Intrasegmental pelvic torsion is in the same direction as pelvic segmental rotation concerning the orientation of the lateral aspect of the pelvis, the hips, and augments the effect. The acetabulum is turned back more on the right side by both criteria. The right thigh should be rotated more externally than the left because of it. But exactly the opposite is the case as is shown by the positive rotation of the thigh segment. In the bony view, it appears that at the hip joints there is a fairly constant “conflict”, which is symmetrically opposite between left and right. The right ilium tends more toward “external”, the right femur toward “internal”. The left ilium is more “internal”, the left femur more “external”.

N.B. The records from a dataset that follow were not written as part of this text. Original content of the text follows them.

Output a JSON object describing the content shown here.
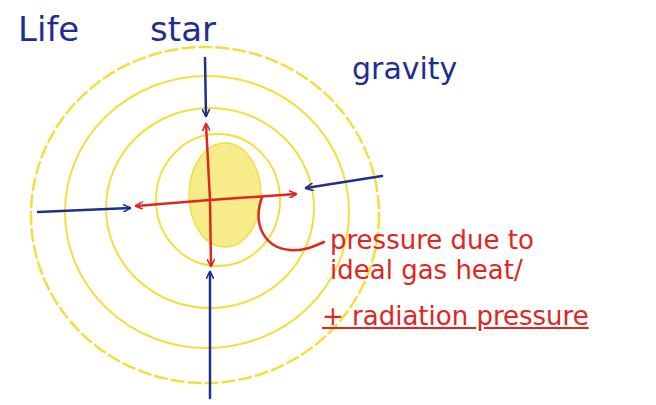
{
  "diagram": {
    "title": "Life star",
    "labels": [
      "gravity",
      "pressure due to ideal gas heat/",
      "+ radiation pressure"
    ]
  }
}
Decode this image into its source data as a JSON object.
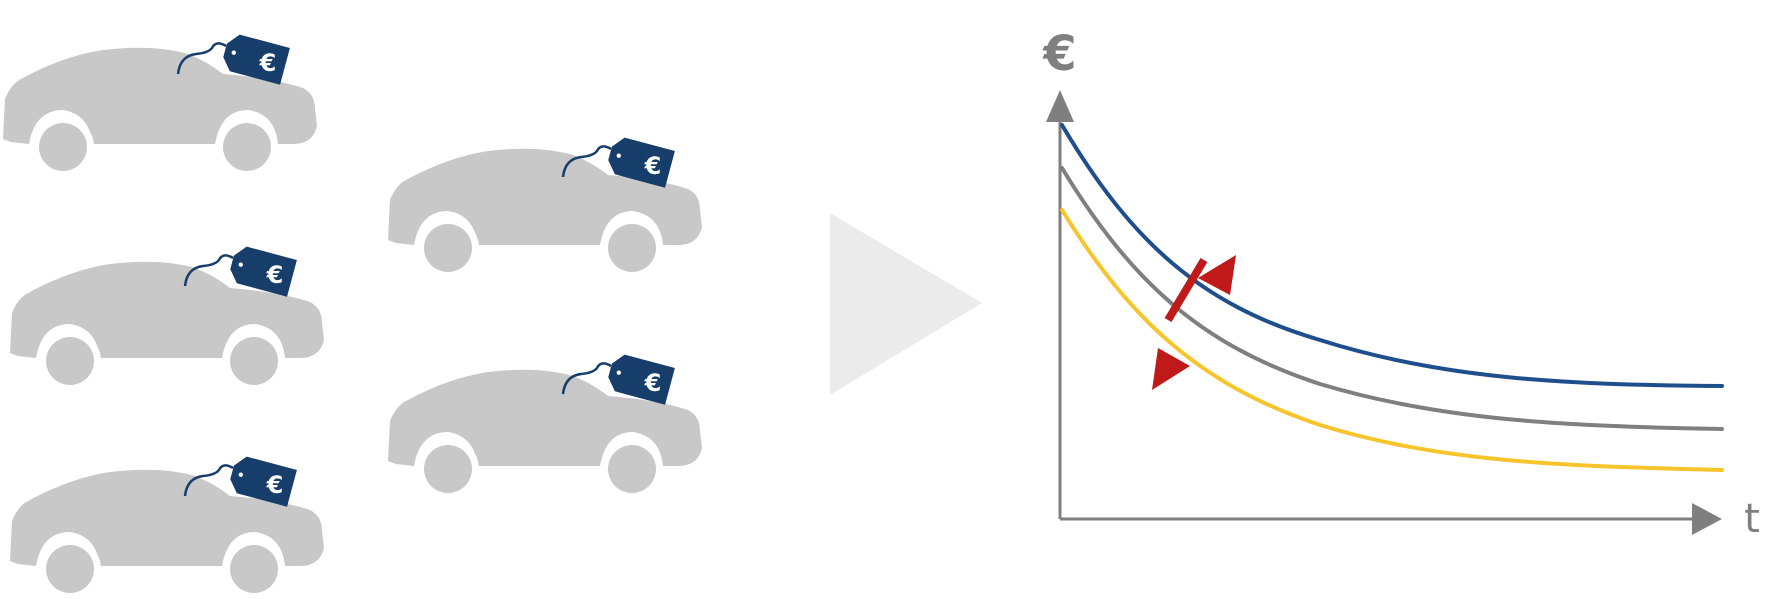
{
  "cars": [
    {
      "id": "car-1",
      "price_symbol": "€"
    },
    {
      "id": "car-2",
      "price_symbol": "€"
    },
    {
      "id": "car-3",
      "price_symbol": "€"
    },
    {
      "id": "car-4",
      "price_symbol": "€"
    },
    {
      "id": "car-5",
      "price_symbol": "€"
    }
  ],
  "chart": {
    "y_label": "€",
    "x_label": "t",
    "curves": [
      {
        "name": "",
        "color": "#1f4e8c"
      },
      {
        "name": "",
        "color": "#7f7f7f"
      },
      {
        "name": "",
        "color": "#f7c52b"
      }
    ],
    "arrow_color": "#c0191a"
  },
  "colors": {
    "car_silhouette": "#c8c8c8",
    "price_tag": "#173e6b",
    "play_arrow": "#ebebeb",
    "axis": "#7f7f7f"
  }
}
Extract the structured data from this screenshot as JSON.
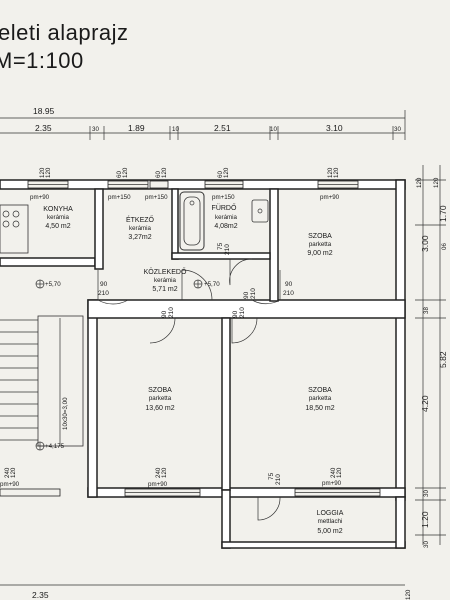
{
  "title": {
    "line1": "eleti alaprajz",
    "line2": "M=1:100"
  },
  "dimensions_top": {
    "total": "18.95",
    "segments": [
      "2.35",
      "30",
      "1.89",
      "10",
      "2.51",
      "10",
      "3.10",
      "30"
    ]
  },
  "dimensions_right": [
    "120",
    "120",
    "1.70",
    "3.00",
    "06",
    "38",
    "4.20",
    "5.82",
    "30",
    "1.20",
    "30"
  ],
  "rooms": [
    {
      "name": "KONYHA",
      "floor": "kerámia",
      "area": "4,50 m2"
    },
    {
      "name": "ÉTKEZŐ",
      "floor": "kerámia",
      "area": "3,27m2"
    },
    {
      "name": "FÜRDŐ",
      "floor": "kerámia",
      "area": "4,08m2"
    },
    {
      "name": "SZOBA",
      "floor": "parketta",
      "area": "9,00 m2"
    },
    {
      "name": "KÖZLEKEDŐ",
      "floor": "kerámia",
      "area": "5,71 m2"
    },
    {
      "name": "SZOBA",
      "floor": "parketta",
      "area": "13,60 m2"
    },
    {
      "name": "SZOBA",
      "floor": "parketta",
      "area": "18,50 m2"
    },
    {
      "name": "LOGGIA",
      "floor": "mettlachi",
      "area": "5,00 m2"
    }
  ],
  "window_labels": [
    "pm+90",
    "pm+150",
    "pm+150",
    "pm+150",
    "pm+90",
    "pm+90",
    "pm+90",
    "pm+90"
  ],
  "door_labels": [
    {
      "w": "90",
      "h": "210"
    },
    {
      "w": "90",
      "h": "210"
    },
    {
      "w": "90",
      "h": "210"
    },
    {
      "w": "90",
      "h": "210"
    },
    {
      "w": "75",
      "h": "210"
    },
    {
      "w": "90",
      "h": "210"
    },
    {
      "w": "75",
      "h": "210"
    }
  ],
  "levels": [
    "+5,70",
    "+5,70",
    "+4,175"
  ],
  "stair_label": "10x30=3,00",
  "bottom_dim": "2.35",
  "bottom_dim2": "120",
  "window_heights": [
    "120",
    "60",
    "120",
    "120",
    "120",
    "240"
  ]
}
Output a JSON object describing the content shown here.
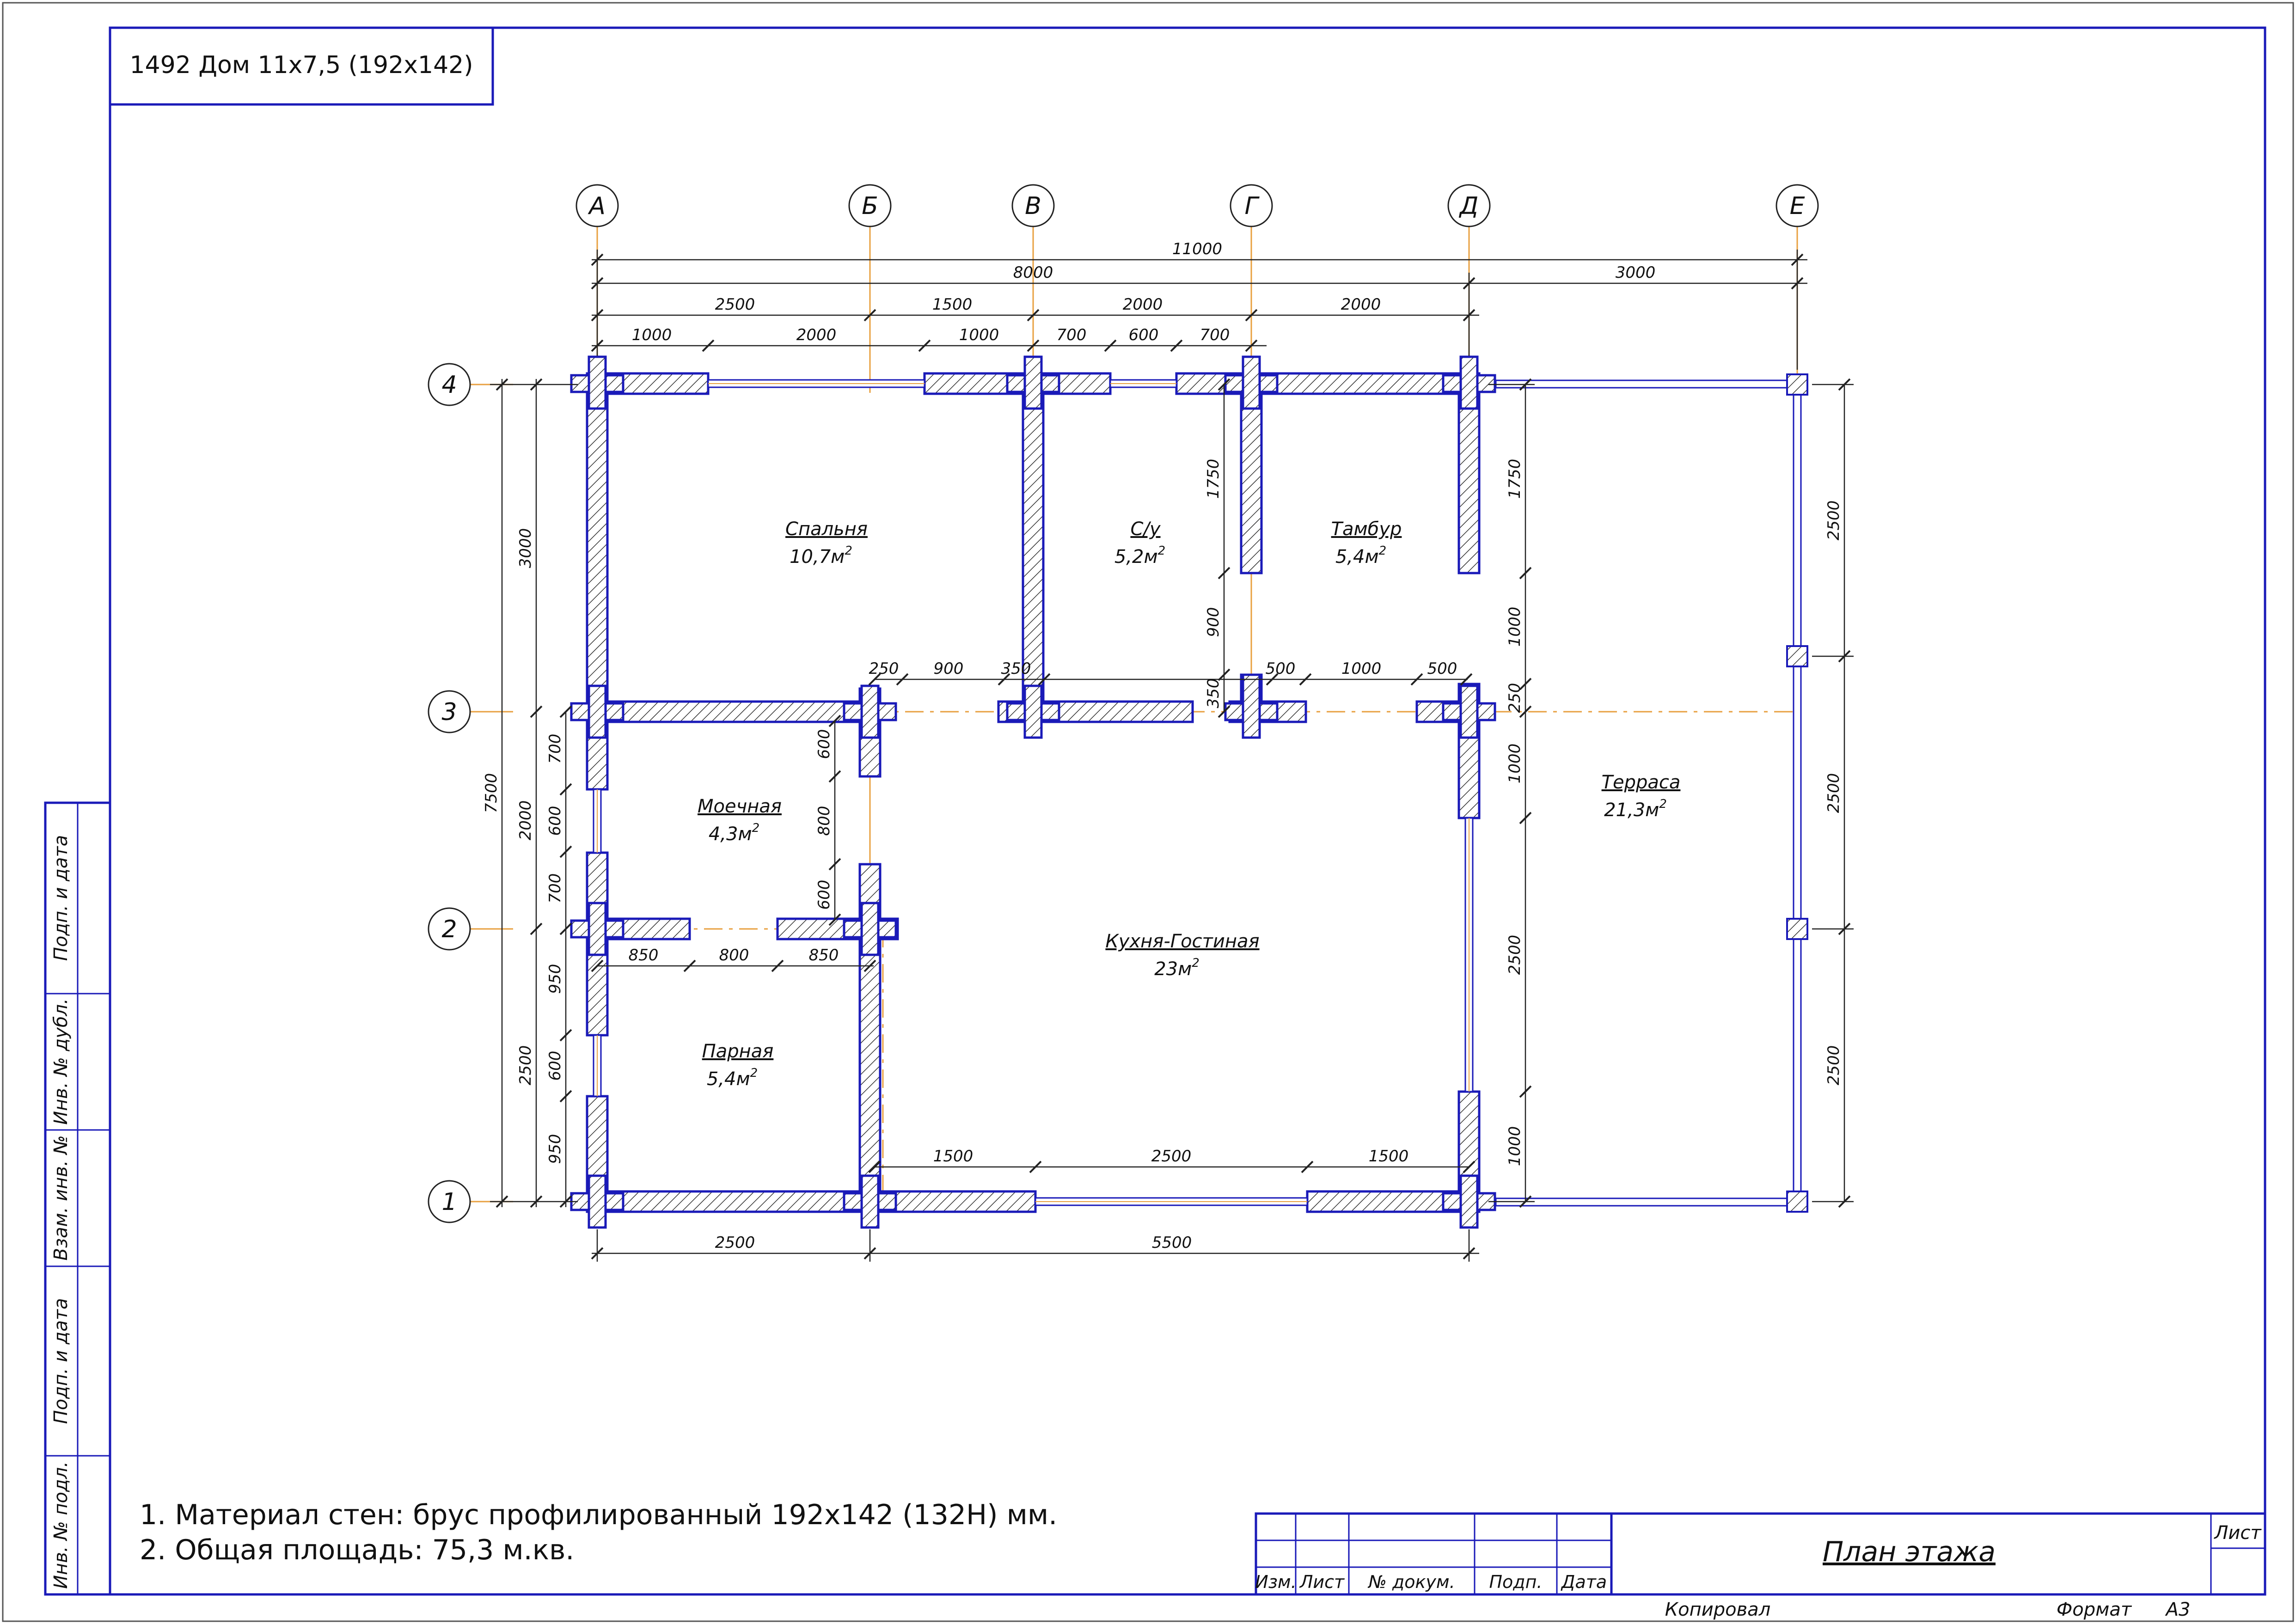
{
  "title_tag": "1492 Дом 11x7,5 (192x142)",
  "axes": {
    "letters": [
      "А",
      "Б",
      "В",
      "Г",
      "Д",
      "Е"
    ],
    "numbers": [
      "4",
      "3",
      "2",
      "1"
    ]
  },
  "dimensions": {
    "top_total": "11000",
    "top_r2": [
      "8000",
      "3000"
    ],
    "top_r3": [
      "2500",
      "1500",
      "2000",
      "2000"
    ],
    "top_r4": [
      "1000",
      "2000",
      "1000",
      "700",
      "600",
      "700"
    ],
    "bottom": [
      "2500",
      "5500"
    ],
    "left_outer": "7500",
    "left_mid": [
      "3000",
      "2000",
      "2500"
    ],
    "left_inner": [
      "700",
      "600",
      "700",
      "950",
      "600",
      "950"
    ],
    "bath_vert": [
      "1750",
      "900",
      "350"
    ],
    "right_walls": [
      "1750",
      "1000",
      "250",
      "1000",
      "2500",
      "1000"
    ],
    "terrace": [
      "2500",
      "2500",
      "2500"
    ],
    "mid_openings": [
      "250",
      "900",
      "350",
      "500",
      "1000",
      "500"
    ],
    "washroom": [
      "600",
      "800",
      "600"
    ],
    "mid_row2": [
      "850",
      "800",
      "850"
    ],
    "bottom_windows": [
      "1500",
      "2500",
      "1500"
    ]
  },
  "rooms": [
    {
      "name": "Спальня",
      "area": "10,7м",
      "sup": "2"
    },
    {
      "name": "С/у",
      "area": "5,2м",
      "sup": "2"
    },
    {
      "name": "Тамбур",
      "area": "5,4м",
      "sup": "2"
    },
    {
      "name": "Моечная",
      "area": "4,3м",
      "sup": "2"
    },
    {
      "name": "Кухня-Гостиная",
      "area": "23м",
      "sup": "2"
    },
    {
      "name": "Парная",
      "area": "5,4м",
      "sup": "2"
    },
    {
      "name": "Терраса",
      "area": "21,3м",
      "sup": "2"
    }
  ],
  "notes": [
    "1. Материал стен: брус профилированный 192x142 (132Н) мм.",
    "2. Общая площадь: 75,3 м.кв."
  ],
  "side_stamps": [
    "Подп. и дата",
    "Инв. № дубл.",
    "Взам. инв. №",
    "Подп. и дата",
    "Инв. № подл."
  ],
  "title_block": {
    "cols": [
      "Изм.",
      "Лист",
      "№ докум.",
      "Подп.",
      "Дата"
    ],
    "sheet_title": "План этажа",
    "sheet_label": "Лист",
    "copied": "Копировал",
    "format_label": "Формат",
    "format_value": "А3"
  },
  "colors": {
    "frame": "#1a1ab8",
    "wall_fill": "#d9d9d9",
    "wall_outline": "#1a1ab8",
    "axis_line": "#e8a040",
    "dimension": "#222222",
    "window": "#e8a040"
  }
}
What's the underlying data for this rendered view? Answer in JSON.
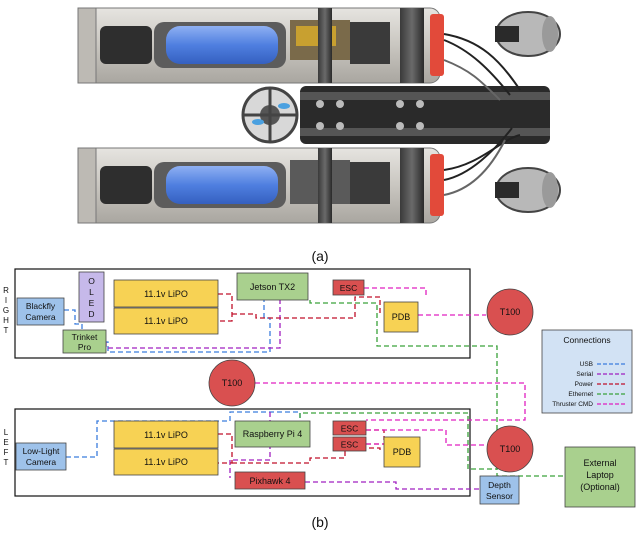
{
  "captions": {
    "a": "(a)",
    "b": "(b)"
  },
  "side_labels": {
    "right": [
      "R",
      "I",
      "G",
      "H",
      "T"
    ],
    "left": [
      "L",
      "E",
      "F",
      "T"
    ]
  },
  "oled_letters": [
    "O",
    "L",
    "E",
    "D"
  ],
  "blocks": {
    "right_lipo_1": "11.1v LiPO",
    "right_lipo_2": "11.1v LiPO",
    "blackfly": [
      "Blackfly",
      "Camera"
    ],
    "trinket": [
      "Trinket",
      "Pro"
    ],
    "jetson": "Jetson TX2",
    "esc_right": "ESC",
    "pdb_right": "PDB",
    "t100_right": "T100",
    "t100_middle": "T100",
    "left_lipo_1": "11.1v LiPO",
    "left_lipo_2": "11.1v LiPO",
    "lowlight": [
      "Low-Light",
      "Camera"
    ],
    "raspberry": "Raspberry Pi 4",
    "pixhawk": "Pixhawk 4",
    "esc_left_1": "ESC",
    "esc_left_2": "ESC",
    "pdb_left": "PDB",
    "t100_left": "T100",
    "depth": [
      "Depth",
      "Sensor"
    ],
    "laptop": [
      "External",
      "Laptop",
      "(Optional)"
    ]
  },
  "legend": {
    "title": "Connections",
    "items": [
      {
        "label": "USB",
        "color": "#3b7ddd"
      },
      {
        "label": "Serial",
        "color": "#a020c0"
      },
      {
        "label": "Power",
        "color": "#c0102a"
      },
      {
        "label": "Ethernet",
        "color": "#3aa23a"
      },
      {
        "label": "Thruster CMD",
        "color": "#e020c0"
      }
    ]
  },
  "colors": {
    "lipo": "#f7d254",
    "camera": "#9ec2ea",
    "green_block": "#a9d08e",
    "oled": "#c6b9ea",
    "esc": "#d95050",
    "thruster": "#d95050",
    "legend_bg": "#d2e2f4"
  }
}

The legs also seem to be differentiated in a more basic respect. The left leg, below the ilium, appears to be more in line from thigh to foot. The joints from hip to ankle also generally seem to have less freedom than on the right. The right leg is generally the more “conflicted” one. Ilium and lower leg shift it strongly to the external side, while thigh and foot seem to counteract this tendency. Apparent, typical, and relatively constant “conflict” in hip, knee, and ankle is the result, while on the left side knee and ankle are more “congruent”. The joints on the right side also seem to have more freedom. One has often the impression that thigh and foot “would like” to rotate externally to be more in line with the segments above, especially when there is no weight on the leg. This leads one to suspect that the negative rotation of the pelvis, with the “external” tendency of the right ilium, and of the lower leg is in some way “primary” while thigh and foot react by going the other way, to maintain overall structural integrity. The further thought arises that segmental rotation, as is evident phenomenologically, could be a relatively superficial aspect of “deeper” rotations, of which pelvic torsion, right lower leg torsion, and the so far not described intrasegmental shape of the thorax could be manifestations.